O Aquecimento Transiente (“AT”) ocorre quando amostras de sangue
do cordão congeladas sofrem breve exposições à temperatura
ambiente após terem sido criopreservadas. A viabilidade das células
tronco pode ser reduzida por eventos sucessivos de AT’s, que de fato ocorrem
na atividade normal de criopreservação convencional.
Qual o efeito que as variações de temperatura das amostras armazenadas
tem sobre a viabilidade das células quando eu precisar delas?
De acordo com estudos científicos conduzidos pela equipe do maior banco
público de células-tronco do mundo, o New York Blood Center, quando
uma amostra é submetida a temperatura ambiente por 3 minutos, ela se
aquece de -196º c a aproximadanebte -80º c. Estima-se que esta ocorrência
possa causar em média 9% de perda de viabilidade celular, a cada ocorrência.
Referência: Transient Warming Events and Cell Viability of Placental/Umbilical
Cord Blood ("PCB"), Ludy Dobrilla, Ph.D., Phil Coelho, Pablo Rubinstein
M.D., New York Blood Center and ThermoGenesis Corp.
Tecnologia BioArquivo
No BioArquivo não há exposição a ATs durante o processo
de congelamento e, uma vez congeladas, as amostras nunca saem do tanque de nitrogênio
líquido. Um braço robótico realiza inserção
e retirada de unidades de CTs em que o tanque sequer seja aberto. As unidades
só são retiradas quando há a necessidade de utilização
das CTs.

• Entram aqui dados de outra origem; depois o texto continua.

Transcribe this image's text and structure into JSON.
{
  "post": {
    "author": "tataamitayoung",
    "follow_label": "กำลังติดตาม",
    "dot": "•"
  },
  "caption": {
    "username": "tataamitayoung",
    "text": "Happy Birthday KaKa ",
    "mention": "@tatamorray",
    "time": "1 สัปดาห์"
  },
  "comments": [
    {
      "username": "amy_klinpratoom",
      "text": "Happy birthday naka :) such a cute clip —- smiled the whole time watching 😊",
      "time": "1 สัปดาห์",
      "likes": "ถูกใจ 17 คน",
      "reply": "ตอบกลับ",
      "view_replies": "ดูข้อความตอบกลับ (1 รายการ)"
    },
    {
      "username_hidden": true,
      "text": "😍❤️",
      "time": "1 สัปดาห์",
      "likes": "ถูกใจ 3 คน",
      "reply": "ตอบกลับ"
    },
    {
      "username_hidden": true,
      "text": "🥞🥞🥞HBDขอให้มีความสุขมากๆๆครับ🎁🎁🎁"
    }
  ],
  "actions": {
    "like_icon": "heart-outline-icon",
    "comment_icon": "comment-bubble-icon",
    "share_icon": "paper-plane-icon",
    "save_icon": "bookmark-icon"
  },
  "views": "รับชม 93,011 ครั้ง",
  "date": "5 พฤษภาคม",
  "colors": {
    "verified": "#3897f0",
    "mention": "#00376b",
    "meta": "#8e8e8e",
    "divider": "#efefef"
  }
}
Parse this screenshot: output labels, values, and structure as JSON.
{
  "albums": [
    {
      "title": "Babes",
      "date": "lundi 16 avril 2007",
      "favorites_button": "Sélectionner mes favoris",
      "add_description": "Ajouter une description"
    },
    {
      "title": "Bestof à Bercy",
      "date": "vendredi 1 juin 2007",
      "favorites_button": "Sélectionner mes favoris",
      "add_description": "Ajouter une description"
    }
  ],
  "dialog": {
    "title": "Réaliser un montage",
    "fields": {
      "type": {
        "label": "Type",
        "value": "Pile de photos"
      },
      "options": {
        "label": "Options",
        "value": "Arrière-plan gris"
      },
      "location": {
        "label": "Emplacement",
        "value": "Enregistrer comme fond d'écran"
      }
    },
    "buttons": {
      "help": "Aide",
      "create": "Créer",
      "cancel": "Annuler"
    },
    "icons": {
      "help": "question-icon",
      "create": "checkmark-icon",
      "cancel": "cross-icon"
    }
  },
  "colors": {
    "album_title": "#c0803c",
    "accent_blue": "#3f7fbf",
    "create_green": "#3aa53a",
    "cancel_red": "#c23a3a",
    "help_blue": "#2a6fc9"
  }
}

Isso garante que as unidades permanecerão sempre na temperatura
constante de -196oC
Tecnologia Alta-Eficência
A partir de 2008, a CordVida passa utilizar mais uma alternativa tecnológica, a Alta-Eficiência desenvolvida pela empresa americana MVE. O tanque com tecnologia Alta-Eficiência adota um sistema semi- automático possuindo apenas uma pequena abertura fixa por onde os racks são colocados e retirados (ilustração abaixo). Como cada rack armazenado nos tanques Alta-Eficiência tem 5 amostras, na média as amostras deverão ser submetidas a apenas 2 variações de temperatura. Mesmo assim, nossa equipe técnica está treinada para evitar variações de temperatura desnecessárias na amostra.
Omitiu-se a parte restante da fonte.